Pay attention to the fixed edge in the RAM slot to plug the RAM in the right direction
For laptops, the RAM is usually behind the labeled lid. Twist the latch to open the cover, pull and hold the RAM clamp, and then pull the RAM toward you at a 45-degree angle and push the RAM out of the slot. Then, insert the RAM into the slot at an angle of 45 degrees and rotate it gently until the lever clamps the RAM firmly.
2. Microprocessor error
A damaged processor can lead to crashes. There are cases where the CPU has failed but is still functional. When the system requires too much processing, the CPU cannot respond and causes crashes. If the CPU is still working properly, it’s possible that its cooling fan has a problem, not cooling the CPU when it is running.
The solution is to clean the CPU fan and replace the thermal paste.
3. Video card error
If the computer freezes when you restart the operating system, end the command line mode, and start to enter the graphics screen, or when the computer is dealing with high-resolution images or playing heavy games, it may be a problem caused by video card errors.
The fix in this case is to replace the video card (if damaged) or clean the video card.
Applies to desktop computers: Tighten the screws and push the rear latches to remove the desktop video card. Then, push the card straight into the slot and screw it back in place.
4. Loose hardware
Loose hardware connections will cause the computer to flicker and lead to crashes. In this case, plug in all the cards and ports on the desktop.
5. Incompatible hardware
If a piece of hardware is not fully compatible with the Windows version, it can cause stability issues. Usually, hardware problems lead to Windows crashing, because the operating system has no other options. However, these problems can also cause system freezes.
When this happens, think about how you recently connected some new hardware to your PC. Any printer, mouse, keyboard, USB, or other peripheral can be the source of the problem. If you use an outdated piece of hardware, replace it with a modern device and see if that helps.

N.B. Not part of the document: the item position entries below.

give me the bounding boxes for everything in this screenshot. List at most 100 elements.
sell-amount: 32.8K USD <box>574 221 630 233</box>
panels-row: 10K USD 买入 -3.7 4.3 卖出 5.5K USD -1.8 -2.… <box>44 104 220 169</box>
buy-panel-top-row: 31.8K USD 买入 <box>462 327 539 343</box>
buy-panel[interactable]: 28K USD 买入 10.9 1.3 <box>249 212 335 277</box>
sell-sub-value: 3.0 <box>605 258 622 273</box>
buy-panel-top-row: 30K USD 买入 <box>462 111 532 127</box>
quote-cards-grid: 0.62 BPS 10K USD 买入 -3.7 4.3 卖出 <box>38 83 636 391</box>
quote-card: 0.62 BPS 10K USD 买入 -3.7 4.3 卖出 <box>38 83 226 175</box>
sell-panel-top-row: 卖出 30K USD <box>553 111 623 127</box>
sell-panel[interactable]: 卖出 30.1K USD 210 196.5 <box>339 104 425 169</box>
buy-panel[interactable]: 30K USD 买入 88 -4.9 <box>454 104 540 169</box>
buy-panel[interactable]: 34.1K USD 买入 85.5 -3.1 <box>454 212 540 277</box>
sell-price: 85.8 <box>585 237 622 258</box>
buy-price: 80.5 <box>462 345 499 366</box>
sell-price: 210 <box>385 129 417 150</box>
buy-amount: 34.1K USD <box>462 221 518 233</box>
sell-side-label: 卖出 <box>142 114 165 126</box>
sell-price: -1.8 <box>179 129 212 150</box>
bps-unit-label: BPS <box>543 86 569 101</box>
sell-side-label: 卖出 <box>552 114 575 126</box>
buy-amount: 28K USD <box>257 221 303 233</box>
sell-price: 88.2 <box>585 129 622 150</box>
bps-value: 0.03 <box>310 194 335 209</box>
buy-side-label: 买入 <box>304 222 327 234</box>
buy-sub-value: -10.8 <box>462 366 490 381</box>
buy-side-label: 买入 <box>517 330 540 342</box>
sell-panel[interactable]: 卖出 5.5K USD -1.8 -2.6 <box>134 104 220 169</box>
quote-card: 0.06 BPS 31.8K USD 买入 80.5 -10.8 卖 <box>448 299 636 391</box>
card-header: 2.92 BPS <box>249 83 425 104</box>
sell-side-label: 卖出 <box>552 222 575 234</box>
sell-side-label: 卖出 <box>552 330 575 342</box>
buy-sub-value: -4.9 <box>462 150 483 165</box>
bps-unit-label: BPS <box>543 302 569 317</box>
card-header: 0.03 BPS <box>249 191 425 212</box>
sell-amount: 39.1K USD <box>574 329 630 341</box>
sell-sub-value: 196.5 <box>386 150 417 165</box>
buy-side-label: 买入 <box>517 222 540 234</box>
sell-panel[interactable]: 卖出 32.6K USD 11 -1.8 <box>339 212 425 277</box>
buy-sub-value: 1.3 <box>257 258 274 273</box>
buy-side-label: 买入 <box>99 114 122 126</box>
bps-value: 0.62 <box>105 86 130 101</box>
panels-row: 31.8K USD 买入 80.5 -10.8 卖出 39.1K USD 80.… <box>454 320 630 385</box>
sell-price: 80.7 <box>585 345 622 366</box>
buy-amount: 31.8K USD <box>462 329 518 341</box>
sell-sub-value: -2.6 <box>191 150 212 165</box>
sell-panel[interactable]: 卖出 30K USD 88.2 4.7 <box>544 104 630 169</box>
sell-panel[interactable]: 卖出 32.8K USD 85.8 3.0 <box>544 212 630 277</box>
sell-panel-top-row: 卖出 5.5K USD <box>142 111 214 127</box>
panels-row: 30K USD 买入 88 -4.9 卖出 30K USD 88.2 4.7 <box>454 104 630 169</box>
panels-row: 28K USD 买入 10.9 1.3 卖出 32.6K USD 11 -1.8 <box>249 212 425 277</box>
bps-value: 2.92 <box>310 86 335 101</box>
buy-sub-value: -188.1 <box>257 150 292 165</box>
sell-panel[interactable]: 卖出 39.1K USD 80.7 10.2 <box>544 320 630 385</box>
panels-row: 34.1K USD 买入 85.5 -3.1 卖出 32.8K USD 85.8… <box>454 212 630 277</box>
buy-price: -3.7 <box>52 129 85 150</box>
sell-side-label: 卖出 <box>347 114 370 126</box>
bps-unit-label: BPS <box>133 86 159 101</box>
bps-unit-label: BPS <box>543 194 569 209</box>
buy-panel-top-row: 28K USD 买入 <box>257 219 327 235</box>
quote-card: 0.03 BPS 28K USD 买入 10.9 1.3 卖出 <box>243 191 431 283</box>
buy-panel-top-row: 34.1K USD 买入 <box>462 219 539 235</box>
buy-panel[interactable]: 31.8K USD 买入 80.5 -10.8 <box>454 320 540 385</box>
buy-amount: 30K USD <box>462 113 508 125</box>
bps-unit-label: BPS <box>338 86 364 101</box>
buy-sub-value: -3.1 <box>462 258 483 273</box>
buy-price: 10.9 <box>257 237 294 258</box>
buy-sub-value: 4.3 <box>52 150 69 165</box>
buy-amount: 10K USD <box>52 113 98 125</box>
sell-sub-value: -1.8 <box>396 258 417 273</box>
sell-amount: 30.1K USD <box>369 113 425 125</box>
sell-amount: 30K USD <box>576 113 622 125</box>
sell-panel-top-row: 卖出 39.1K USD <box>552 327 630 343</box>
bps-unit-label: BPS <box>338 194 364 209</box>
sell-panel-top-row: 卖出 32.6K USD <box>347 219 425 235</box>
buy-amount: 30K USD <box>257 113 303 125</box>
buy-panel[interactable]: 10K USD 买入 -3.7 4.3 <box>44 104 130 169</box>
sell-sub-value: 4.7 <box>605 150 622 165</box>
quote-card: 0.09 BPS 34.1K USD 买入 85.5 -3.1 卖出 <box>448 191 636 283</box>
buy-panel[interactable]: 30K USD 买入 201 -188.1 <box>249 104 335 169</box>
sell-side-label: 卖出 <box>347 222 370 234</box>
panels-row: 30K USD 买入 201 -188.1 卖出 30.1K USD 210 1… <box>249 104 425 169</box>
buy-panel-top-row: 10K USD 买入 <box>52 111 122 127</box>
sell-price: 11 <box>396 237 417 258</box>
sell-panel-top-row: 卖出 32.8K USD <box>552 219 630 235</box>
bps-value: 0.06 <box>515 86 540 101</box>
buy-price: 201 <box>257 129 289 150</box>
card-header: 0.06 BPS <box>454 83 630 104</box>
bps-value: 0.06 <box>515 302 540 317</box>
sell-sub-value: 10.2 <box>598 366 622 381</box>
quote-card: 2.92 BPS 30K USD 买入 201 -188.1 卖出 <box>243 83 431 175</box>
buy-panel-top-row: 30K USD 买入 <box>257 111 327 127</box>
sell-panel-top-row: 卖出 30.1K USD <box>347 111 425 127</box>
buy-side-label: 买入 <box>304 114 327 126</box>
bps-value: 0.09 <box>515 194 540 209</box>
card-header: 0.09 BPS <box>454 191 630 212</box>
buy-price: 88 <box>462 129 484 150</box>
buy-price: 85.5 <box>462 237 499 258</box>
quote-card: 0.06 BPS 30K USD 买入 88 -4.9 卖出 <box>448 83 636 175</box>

With the help of compatibility modes and some adjustments, you can make outdated hardware work with newer versions of Windows. However, in many cases, this is very difficult to do. Running legacy software on a modern PC is often easier than using ancient hardware.
Too high a temperature is also the cause of the computer crashing
1. Check temperature. If your computer supports temperature monitoring, use the provided utilities to check the temperature. Any component with a temperature greater than 60 degrees Celsius is considered the culprit.
2. Determine if the blower is damaged. If the blower does not run while the machine’s temperature is too high, it needs to be replaced. If the fan on the laptop is faulty then you need to bring it to a repair center for replacement.
Check the computer fan
3. Additional PC cooling fans are required. In mm, propeller width is expressed. The usual dimensions are 80, 92, and 120 mm. You must purchase a fan that fits the machine’s space.
Laptop users can purchase an additional heatsink (usually connected via USB).
Heatsink for the laptop
4. With desktop computers, you can also add a cooling fan for the RAM in the computer.
Unstable power supplies affect the computer
A flickering power supply or insufficient capacity to supply all components of the computer will also cause the machine to hang or stop working. To fix it, you need:
1. Always make sure your computer is plugged into a stable source.
2. Try the computer at different electrical outlets in the house.
3. Plug the computer into an uninterruptible power supply or UPS.
4. If it’s a desktop computer, connect the desktop internals with different power cables to avoid voltage drop issues.